Water quality patterns associated with terrestrial development are often scale-variant and related to factors that depend more on geography and topography than on land use itself [12]. For example, urban sprawl and lake water quality in China were investigated on the basis of 27 water quality and terrestrial parameters (e.g., percent urbanization, watershed slope, patch density, major ions, metals, and organic carbon). Overlaying the various patterns indicated that landscape features had a greater influence on lake water than did land use. These types of pattern comparisons represent an interesting means of evaluating where managers and regulators should place their emphasis (e.g., land use versus watershed location) in addressing water quality degradation.

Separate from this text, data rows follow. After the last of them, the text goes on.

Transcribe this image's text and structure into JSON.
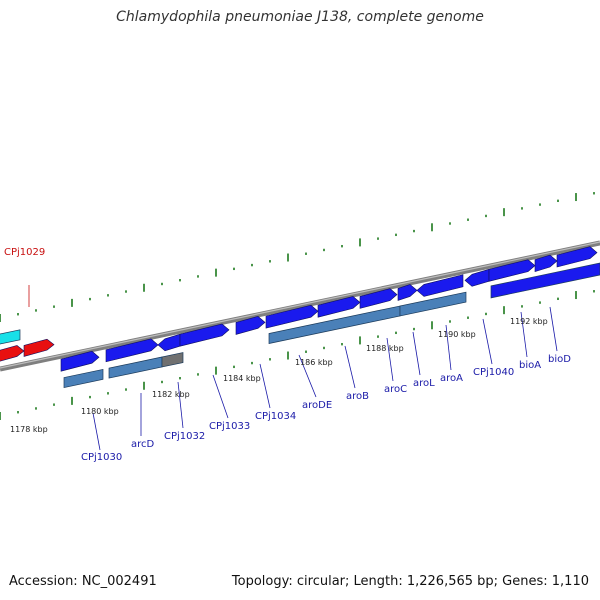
{
  "title": "Chlamydophila pneumoniae J138, complete genome",
  "accession": "Accession: NC_002491",
  "summary": "Topology: circular; Length: 1,226,565 bp; Genes: 1,110",
  "colors": {
    "forward_gene": "#1a1aee",
    "reverse_gene": "#4a80b8",
    "rna_gene": "#18e0e8",
    "highlight_gene": "#e81010",
    "other_gene": "#707070",
    "backbone": "#8a8a8a",
    "ticks": "#1c7a1c",
    "label_blue": "#1a1aa8",
    "label_red": "#c81010"
  },
  "ruler_labels": [
    {
      "id": "t1178",
      "text": "1178 kbp"
    },
    {
      "id": "t1180",
      "text": "1180 kbp"
    },
    {
      "id": "t1182",
      "text": "1182 kbp"
    },
    {
      "id": "t1184",
      "text": "1184 kbp"
    },
    {
      "id": "t1186",
      "text": "1186 kbp"
    },
    {
      "id": "t1188",
      "text": "1188 kbp"
    },
    {
      "id": "t1190",
      "text": "1190 kbp"
    },
    {
      "id": "t1192",
      "text": "1192 kbp"
    }
  ],
  "gene_labels": [
    {
      "id": "CPj1029",
      "text": "CPj1029",
      "color": "red"
    },
    {
      "id": "CPj1030",
      "text": "CPj1030",
      "color": "blue"
    },
    {
      "id": "arcD",
      "text": "arcD",
      "color": "blue"
    },
    {
      "id": "CPj1032",
      "text": "CPj1032",
      "color": "blue"
    },
    {
      "id": "CPj1033",
      "text": "CPj1033",
      "color": "blue"
    },
    {
      "id": "CPj1034",
      "text": "CPj1034",
      "color": "blue"
    },
    {
      "id": "aroDE",
      "text": "aroDE",
      "color": "blue"
    },
    {
      "id": "aroB",
      "text": "aroB",
      "color": "blue"
    },
    {
      "id": "aroC",
      "text": "aroC",
      "color": "blue"
    },
    {
      "id": "aroL",
      "text": "aroL",
      "color": "blue"
    },
    {
      "id": "aroA",
      "text": "aroA",
      "color": "blue"
    },
    {
      "id": "CPj1040",
      "text": "CPj1040",
      "color": "blue"
    },
    {
      "id": "bioA",
      "text": "bioA",
      "color": "blue"
    },
    {
      "id": "bioD",
      "text": "bioD",
      "color": "blue"
    }
  ]
}
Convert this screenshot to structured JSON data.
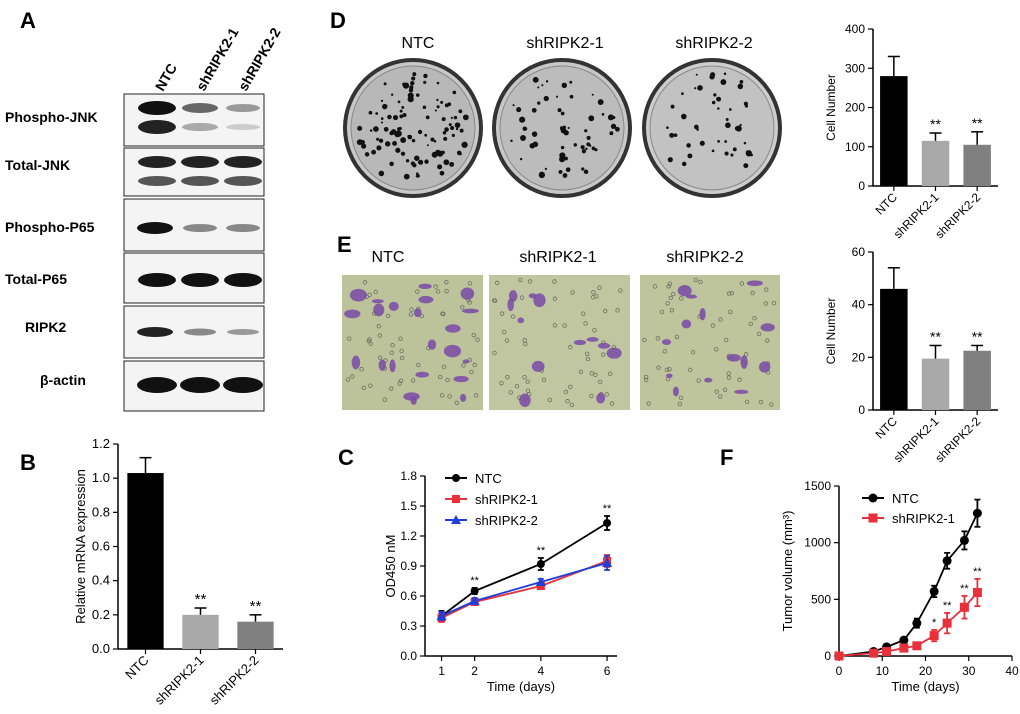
{
  "panel_letters": {
    "A": "A",
    "B": "B",
    "C": "C",
    "D": "D",
    "E": "E",
    "F": "F"
  },
  "blot": {
    "lanes": [
      "NTC",
      "shRIPK2-1",
      "shRIPK2-2"
    ],
    "rows": [
      "Phospho-JNK",
      "Total-JNK",
      "Phospho-P65",
      "Total-P65",
      "RIPK2",
      "β-actin"
    ]
  },
  "colony": {
    "labels": [
      "NTC",
      "shRIPK2-1",
      "shRIPK2-2"
    ]
  },
  "invasion": {
    "labels": [
      "NTC",
      "shRIPK2-1",
      "shRIPK2-2"
    ]
  },
  "chart_data": [
    {
      "id": "B",
      "type": "bar",
      "categories": [
        "NTC",
        "shRIPK2-1",
        "shRIPK2-2"
      ],
      "values": [
        1.03,
        0.2,
        0.16
      ],
      "errors": [
        0.09,
        0.04,
        0.04
      ],
      "significance": [
        "",
        "**",
        "**"
      ],
      "ylabel": "Relative mRNA expression",
      "ylim": [
        0,
        1.2
      ],
      "yticks": [
        "0.0",
        "0.2",
        "0.4",
        "0.6",
        "0.8",
        "1.0",
        "1.2"
      ],
      "colors": [
        "#000000",
        "#a8a8a8",
        "#808080"
      ]
    },
    {
      "id": "D",
      "type": "bar",
      "categories": [
        "NTC",
        "shRIPK2-1",
        "shRIPK2-2"
      ],
      "values": [
        280,
        115,
        105
      ],
      "errors": [
        50,
        20,
        33
      ],
      "significance": [
        "",
        "**",
        "**"
      ],
      "ylabel": "Cell Number",
      "ylim": [
        0,
        400
      ],
      "yticks": [
        "0",
        "100",
        "200",
        "300",
        "400"
      ],
      "colors": [
        "#000000",
        "#a8a8a8",
        "#808080"
      ]
    },
    {
      "id": "E",
      "type": "bar",
      "categories": [
        "NTC",
        "shRIPK2-1",
        "shRIPK2-2"
      ],
      "values": [
        46,
        19.5,
        22.5
      ],
      "errors": [
        8,
        5,
        2
      ],
      "significance": [
        "",
        "**",
        "**"
      ],
      "ylabel": "Cell Number",
      "ylim": [
        0,
        60
      ],
      "yticks": [
        "0",
        "20",
        "40",
        "60"
      ],
      "colors": [
        "#000000",
        "#a8a8a8",
        "#808080"
      ]
    },
    {
      "id": "C",
      "type": "line",
      "x": [
        1,
        2,
        4,
        6
      ],
      "xlabel": "Time (days)",
      "ylabel": "OD450 nM",
      "xlim": [
        0.5,
        6.3
      ],
      "ylim": [
        0,
        1.8
      ],
      "xticks": [
        "1",
        "2",
        "4",
        "6"
      ],
      "yticks": [
        "0.0",
        "0.3",
        "0.6",
        "0.9",
        "1.2",
        "1.5",
        "1.8"
      ],
      "series": [
        {
          "name": "NTC",
          "values": [
            0.4,
            0.65,
            0.92,
            1.33
          ],
          "errors": [
            0.05,
            0.03,
            0.06,
            0.07
          ],
          "color": "#000000",
          "marker": "circle"
        },
        {
          "name": "shRIPK2-1",
          "values": [
            0.38,
            0.54,
            0.7,
            0.95
          ],
          "errors": [
            0.04,
            0.03,
            0.03,
            0.06
          ],
          "color": "#e8303a",
          "marker": "square"
        },
        {
          "name": "shRIPK2-2",
          "values": [
            0.4,
            0.55,
            0.74,
            0.93
          ],
          "errors": [
            0.04,
            0.03,
            0.03,
            0.07
          ],
          "color": "#1f3fd8",
          "marker": "triangle"
        }
      ],
      "significance": [
        "",
        "**",
        "**",
        "**"
      ]
    },
    {
      "id": "F",
      "type": "line",
      "x": [
        0,
        8,
        11,
        15,
        18,
        22,
        25,
        29,
        32
      ],
      "xlabel": "Time (days)",
      "ylabel": "Tumor volume (mm³)",
      "xlim": [
        0,
        40
      ],
      "ylim": [
        0,
        1500
      ],
      "xticks": [
        "0",
        "10",
        "20",
        "30",
        "40"
      ],
      "yticks": [
        "0",
        "500",
        "1000",
        "1500"
      ],
      "series": [
        {
          "name": "NTC",
          "values": [
            0,
            40,
            80,
            140,
            290,
            570,
            840,
            1020,
            1260
          ],
          "errors": [
            5,
            10,
            15,
            20,
            40,
            50,
            70,
            80,
            120
          ],
          "color": "#000000",
          "marker": "circle"
        },
        {
          "name": "shRIPK2-1",
          "values": [
            0,
            25,
            40,
            70,
            90,
            180,
            290,
            430,
            560
          ],
          "errors": [
            5,
            8,
            10,
            15,
            30,
            50,
            90,
            100,
            120
          ],
          "color": "#e8303a",
          "marker": "square"
        }
      ],
      "significance": [
        "",
        "",
        "",
        "",
        "",
        "*",
        "**",
        "**",
        "**"
      ]
    }
  ]
}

As patterns are sometimes arranged hierarchically or within one another, evaluating water quality issues by assessing patterns on progressively larger or smaller scales or as nested cycles (temporally) and distributions (spatially) can be informative. Landfill leachate (aqueous) is a source of pollutants to groundwater aquifers and a contributor of polyfluoroalkyl substances (PFASs) [13]. The presence and concentration of PFASs in landfill leachate differed on the basis of flow rates, location, precipitation, and water chemistry dynamics (i.e., suspended solids, dissolved solids, pH, organic carbon). Hence, PFASs loading to the leachate exhibited a spatiotemporal pattern reflecting chemical cycles in the water and soil, as well as the spatial distribution of landfill soils receiving wastes and supporting conditions appropriate for pollutant degradation or sorption.

There are number of human activities (e.g., data selection/collection) and natural phenomena that create conditions capable of influencing how data patterns relate to one another.

Table 1. Examples of various pattern relationships as related to type (spatial and/or temporal).

Pattern Type	Overlapping	Nested	Networked
Spatial	Land uses	Watersheds	Sampling points
Temporal	Flood events	Nutrient cycles	Evolving graphs
Spatiotemporal	Concentration gradients	Hierarchical models	Groundwater withdrawals

lists examples of relationships that have been discussed in this section. Many of these examples could fit multiple pattern types or relationships, but the most obvious were selected. A next step in assessing patterns may focus on the scientific reasoning (perhaps contrasted in a manner similar to that of data elucidation) that is used to formulate hypotheses and projections for water, thus making them more intelligible to decision-makers and the public. An evaluation of reasoning patterns has been recommended for non-scientists as a way to assess technical assertions [14].

4. Conclusions

Despite the diversity of water quality topics and objectives described in the previous examples, at least one similarity among them is that interactions among pertinent parameters can be displayed as networked, overlapping, hierarchical, nested or other pattern arrangements, thus rendering them more transparent to professionals and the public. Pattern descriptions and details are frequently communicated more understandably via visuals and even auditory means than through abstract symbols and equations. The comparison of patterns alone is seldom adequate for discerning causal relationships involving water quality, requiring investigations into whether and how the patterns are actually related and into the potential mechanisms underlying those relationships. Most of the pattern analysis and comparison methods described in this short presentation are based on a vast array of simplifying assumptions that are required to even posit such mechanisms.